We now evaluate the various algorithms based on how the generated inter-cluster topologies perform in the entire RHODA architecture. Recall that the overall hop distance in RHODA is based on both the intra- and inter-cluster hop distances, and we have only tried to optimize the inter-cluster topology in this paper. We assume the following numbers for the DCN: the number of clusters is 64, and each cluster has 64 racks (\(k = 64\)). The number of wavelengths on a fiber is 128, the bandwidth of a wavelength is 100 Gbps, and both \(T^\mathrm{intra}\) and \(T^\mathrm{inter}\) are equal to 2 (i.e., a total of 4 transceivers per rack). The degree of WSS is 4 (i.e., \(d=4\)). We consider three traffic patterns, i.e., uniform, low density traffic (LT), and high density traffic (HT). We set the rack flow rate to be \(1/k^2\) Gbps (the total flow rate from a cluster to another cluster equals 1 Gbps). Under uniform traffic pattern, a rack sends a flow to each of the other racks. Under LT and HT, the probability that a cluster sends flows to another cluster is 0.2 and 0.8, respectively. Given cluster \(c_i\) sends flows to cluster \(c_j\), each rack in \(c_i\) sends a flow to each rack in \(c_j\).

Fig. 5.
figure 5

Comparisons of Bayesian-based, Gemnet and Hungarian algorithms in RHODA: (a) Comparison in terms of number of hops. (b) Comparison in terms of average switch load. (c) Comparison in terms of maximum switch load.
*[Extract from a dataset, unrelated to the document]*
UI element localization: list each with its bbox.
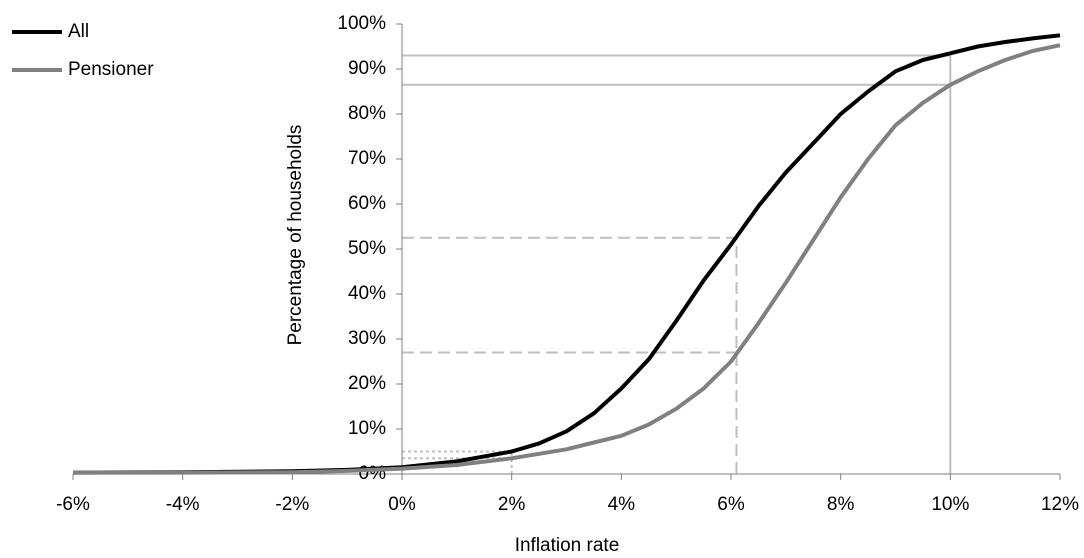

In Fig. 5, we show comparison results of BO, Gemnet, and HG in RHODA with different metrics, i.e., the average number of hops, the average switch load, and the maximum switch load. Results show that RHODA outperforms Gemnet by up to \(11\%\), \(11\%\), and \(77\%\) in terms of average hop distance, average switch load, and maximum switch load, respectively. Also, RHODA outperforms HG by up to \(58\%\), \(58\%\), and \(77\%\) in terms of average hop distance, average switch load, and maximum switch load, respectively. Thus, the topology configured by BO not only achieves small hop distances, but also balances the traffic well among switches.

5 Conclusion

A reconfigurable hierarchical optical DCN architecture (RHODA) was introduced in an earlier paper. RHODA groups racks into clusters and enables both clusters and the inter-cluster topology to be configurable. In this paper, we focus on optimizing the inter-cluster topology in terms of the weighted hop distance, and present an approach based on Bayesian Optimization (BO). We compare BO with ILP, Gemnet, and the Hungarian-based method. Results show that BO can achieve optimal or near-optimal results within a small amount of time, and it outperforms Gemnet and Hungarian-based method by up to \(13\%\) and \(58\%\), respectively.